Researchers at CAS Key Laboratory of Behavioral Science in China and University of Trento in Italy have recently carried out a study aimed at testing this hypothesis. Their findings, outlined in a paper published in the OXFORD Academic Social Cognitive and Affective Neuroscience journal, provides evidence suggesting that the same social semantic network identified in previous studies also supports the accumulation of connected social meanings.
“Our paper was mainly based on two lines of works, the first of which showed that a specific brain network represents the social meanings of words,” Nan Lin, Yangwen Xu and Guangyao Zhang, three of the researchers who carried out the study, told Medical Xpress via email. “For example, in a previous study, we found that thinking of high social-semantic-richness verbs (e.g. embrace and trust) evokes stronger activation than thinking of low social-semantic-richness verbs (e.g. walk and infer) does in this brain network.”
The recent study by Lin, Xu and Zhang also builds on previous findings suggesting that most brain areas within this hypothetical ‘social semantic network’ are more sensitive to sentence-level and discourse-level meanings than word-level meanings. In other words, these brain areas were found to be more active when people were processing sentences or discourses than lists of words. Moreover, these activation patterns appeared to gradually change when a person is trying to understand language, over a time that coincides with the time required to read specific sentences or paragraphs.

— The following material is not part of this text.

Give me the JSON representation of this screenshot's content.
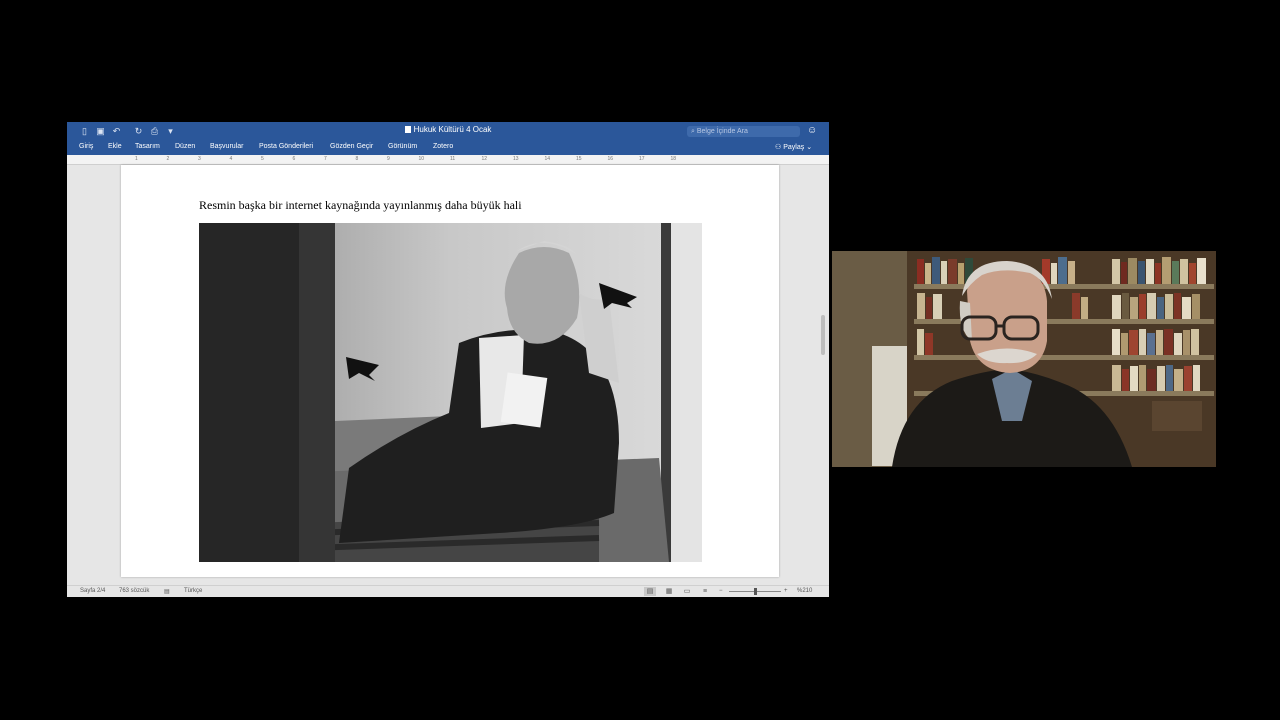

“We proposed the hypothesis that this ‘social semantic’ brain network does not simply represent the social meanings of words but also accumulates connected social meanings from texts,” Lin, Xu and Zhang explained. “We tested this hypothesis in an fMRI experiment, where participants read narratives, sentences, and word lists inside an fMRI scanner. These narratives, sentences, and word lists were constructed by using an identical group of words and the social semantic richness of all narratives, sentences, and words was carefully rated and manipulated.”
Interestingly, the researchers found that the brain areas involved in semantic processing were more active when people read narrative texts than when they read lists of words. Moreover, they observed that their activation could be better represented by considering how much entire texts had a social meaning than by how much individual words in a text did. Overall, these findings support the hypothesis that the social semantic brain network is not only involved in representing individual, socially relevant words, but that it also supports the accumulation of social meanings in a longer text.
“Our study linked the literature of distributed semantic representation with that of semantic accumulation,” Lin, Xu and Zhang said. “It was known that different kinds of semantic knowledge (e.g., color knowledge, motor knowledge, and social knowledge) are stored in different brain areas/networks. However, previous studies on semantic accumulation seldom considered the kinds of semantic information being processed, implicitly assuming that a unified brain system accumulates all kinds of semantic information.”
Overall, the findings gathered by this team of researchers suggest that semantic accumulation is supported by a series of regions in different parts of the brain. Interestingly, these areas appear to be the same as those involved in processing the social meaning of individual words.
These findings offer new valuable insight on how humans process words and texts related to social interactions. In the future, they could inform further studies focusing on the same brain network and examining its activation patterns.